Many Americans honestly believe that the Constitution gives them rights. A few years ago, I was invited to give a speech to a student assembly at a public high school in Virginia. I began the discussion by asking the crowd, “How many of you believe that the First Amendment gives people the right of freedom of speech?” Just about everyone in the room raised his hand.
I announced, “Well, every one of you is wrong. Can anyone tell me why?”
That threw the crowd into a frenzy. “Mr. Hornberger, everyone knows that the First Amendment gives us freedom of speech,” one student stated. “I’ve got the First Amendment in front of me and I can categorically state that you are wrong, Mr. Hornberger,” another one said.
I stood my ground: “The First Amendment does not give anyone freedom of speech. Can anyone tell me why I’m right?”
After much discussion, a young woman finally said, “Yes, Mr. Hornberger, you are right. The First Amendment does not give people freedom of speech. Instead, it prohibits Congress from abridging freedom of speech.”
That distinction is the difference between night and day. Unfortunately, it is one that all too many people fail to appreciate. People’s rights are fundamental and inherent, and they preexist government Thus, the Framers didn’t give people rights in the Constitution but rather prohibited the government from taking such rights away. That’s why the document uses the words “no” or “not” some 46 times.
Although most people understand the need for government to arrest and prosecute violent criminals, throughout the ages government officials have inevitably employed such power to punish the innocent. Thus, civil liberties pertaining to the administration of criminal justice have arisen out of centuries of citizen struggle against the abuse of governmental power. These include such rights as due process of law (which stretches back to Magna Carta in 1217), habeas corpus, right to counsel, freedom from unreasonable searches and seizures, right to confront witnesses, and trial by jury. These rights and safeguards were such vitally important aspects of liberty that our ancestors decided to enumerate them in the Constitution and the Bill of Rights.
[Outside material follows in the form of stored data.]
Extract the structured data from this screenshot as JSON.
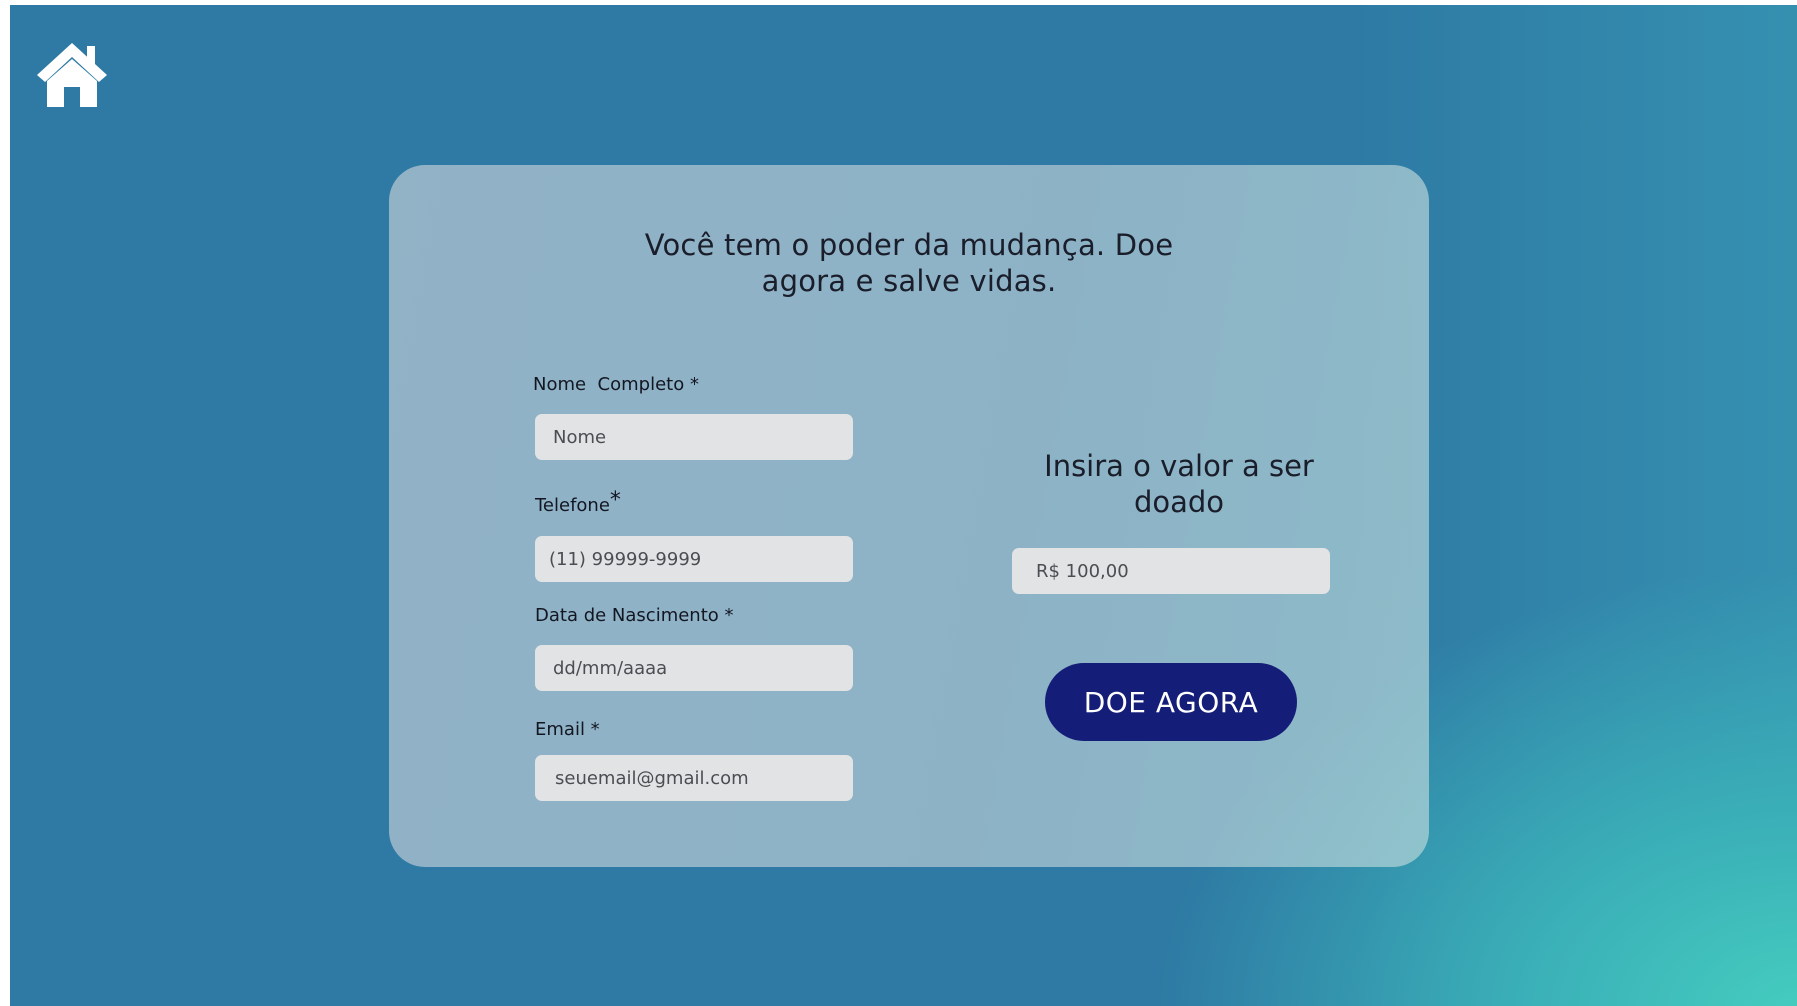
{
  "nav": {
    "home_icon": "home-icon"
  },
  "colors": {
    "background": "#2e7aa4",
    "background_accent": "#45cdbf",
    "button": "#141d78",
    "field": "#e2e3e4"
  },
  "card": {
    "headline": "Você tem o poder da mudança. Doe agora e salve vidas.",
    "form": {
      "name": {
        "label": "Nome  Completo *",
        "placeholder": "Nome"
      },
      "phone": {
        "label": "Telefone",
        "required_mark": "*",
        "placeholder": "(11) 99999-9999"
      },
      "birthdate": {
        "label": "Data de Nascimento *",
        "placeholder": "dd/mm/aaaa"
      },
      "email": {
        "label": "Email *",
        "placeholder": "seuemail@gmail.com"
      }
    },
    "donation": {
      "title": "Insira o valor a ser doado",
      "amount_placeholder": "R$ 100,00",
      "button_label": "DOE AGORA"
    }
  }
}
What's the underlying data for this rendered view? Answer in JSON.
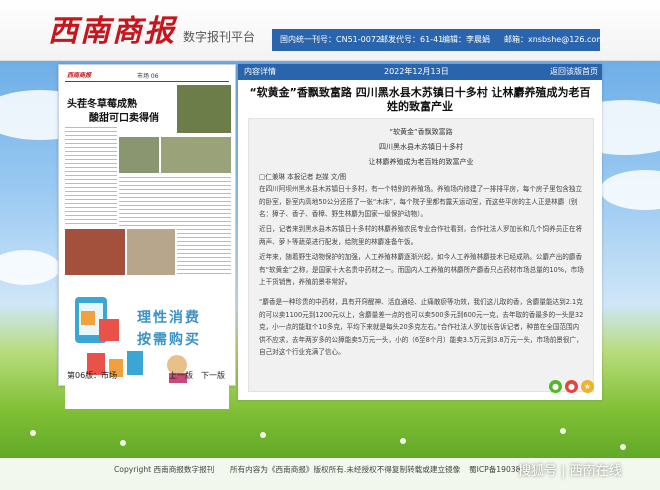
{
  "site": {
    "logo": "西南商报",
    "platform_label": "数字报刊平台",
    "cn_label": "国内统一刊号：CN51-0072",
    "post_label": "邮发代号：61-41",
    "editor_label": "编辑：李晨娟",
    "email_label": "邮箱：xnsbshe@126.com"
  },
  "paper": {
    "masthead": "西南商报",
    "section_tag": "市场 06",
    "headline_1": "头茬冬草莓成熟",
    "headline_2": "酸甜可口卖得俏",
    "ad_line_1": "理性消费",
    "ad_line_2": "按需购买",
    "page_name": "第06版：市场",
    "prev_label": "上一版",
    "next_label": "下一版"
  },
  "article": {
    "breadcrumb": "内容详情",
    "date": "2022年12月13日",
    "back_label": "返回该版首页",
    "title": "“软黄金”香飘致富路 四川黑水县木苏镇日十多村 让林麝养殖成为老百姓的致富产业",
    "sub_1": "“软黄金”香飘致富路",
    "sub_2": "四川黑水县木苏镇日十多村",
    "sub_3": "让林麝养殖成为老百姓的致富产业",
    "byline": "□仁兼琳 本报记者 赵媒 文/图",
    "p1": "在四川阿坝州黑水县木苏镇日十多村，有一个特别的养殖场。养殖场内修建了一排排平房，每个房子里包含独立的卧室，卧室内高地50公分还搭了一张“木床”，每个院子里都有露天运动室，而这些平房的主人正是林麝（别名：獐子、香子、香樟、野生林麝为国家一级保护动物）。",
    "p2": "近日，记者来到黑水县木苏镇日十多村的林麝养殖农民专业合作社看到，合作社法人罗加长和几个饲养员正在将两声、萝卜等蔬菜进行配发，给院里的林麝准备午饭。",
    "p3": "近年来，随着野生动物保护的加强，人工养殖林麝逐渐兴起，如今人工养殖林麝技术已经成熟。公麝产出的麝香有“软黄金”之称，是国家十大名贵中药材之一。而国内人工养殖的林麝所产麝香只占药材市场总量的10%，市场上干货销售，养殖前景非常好。",
    "p4": "“麝香是一种珍贵的中药材，具有开窍醒神、活血通经、止痛散瘀等功效，我们这儿取的香，含麝量能达到2.1克的可以卖1100元到1200元以上，含麝量差一点的也可以卖500多元到600元一克，去年取的香最多的一头是32克，小一点的能取个10多克，平均下来就是每头20多克左右。”合作社法人罗加长告诉记者，种苗在全国范围内供不应求，去年两岁多的公獐能卖5万元一头，小的（6至8个月）能卖3.5万元到3.8万元一头，市场前景很广，自己对这个行业充满了信心。"
  },
  "footer": {
    "copyright": "Copyright 西南商报数字报刊",
    "rights": "所有内容为《西南商报》版权所有.未经授权不得复制转载或建立镜像",
    "icp": "蜀ICP备19038",
    "watermark": "搜狐号 | 西南在线"
  },
  "colors": {
    "brand_red": "#c8151b",
    "nav_blue": "#2a64ad",
    "ad_blue": "#3b92c4"
  },
  "icons": [
    "wechat-icon",
    "weibo-icon",
    "favorite-icon"
  ]
}
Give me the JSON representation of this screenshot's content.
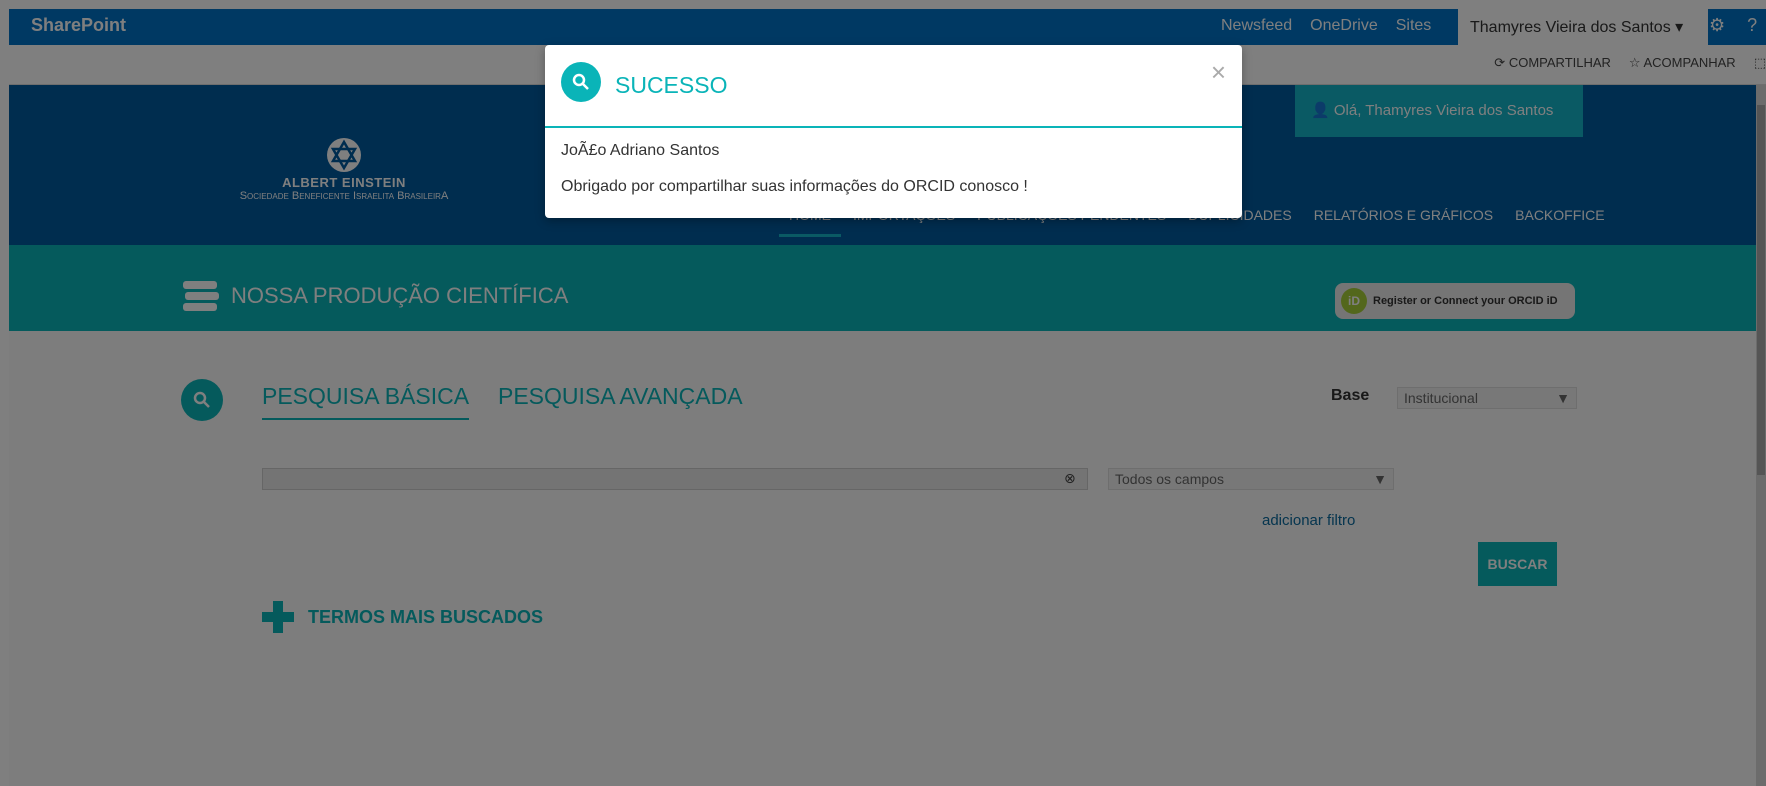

Note, however, that as with natural rights such as freedom of speech, freedom of the press, and the right to keep and bear arms, the Constitution does not give people civil liberties but instead guarantees such liberties from government infringement.
Until the Supreme Court’s decisions in the Hamdi, Padilla, and Rasul cases, the U.S. military was claiming and wielding the most ominous power in our lifetime — the power to seize Americans and foreigners alike and incarcerate them in military brigs for the rest of their lives, denying them such rights as habeas corpus, right to counsel, and due process of law. The Pentagon had even claimed that the federal courts lacked the authority to interfere with its refusal to accord suspected terrorists these critically important rights. Even more ominous, the Pentagon was claiming the authority to put suspected terrorists on trial at its base in Guantanamo Bay before a Cuban-style, kangaroo-court military tribunal, subjecting the accused to the death penalty while denying them trial by jury and other due-process guarantees.
In a victory for freedom and the Constitution, the Supreme Court put the quietus to the Pentagon’s unwarranted assumption and exercise of such dangerous powers. By according suspected terrorists the rights of habeas corpus, right to counsel, and due process of law, the Court wasn’t giving “more rights” to terrorists, as John Ashcroft mistakenly thought. It was instead enforcing centuries-old procedural guarantees in the administration of justice that our ancestors had the wisdom and foresight to enumerate in the Constitution.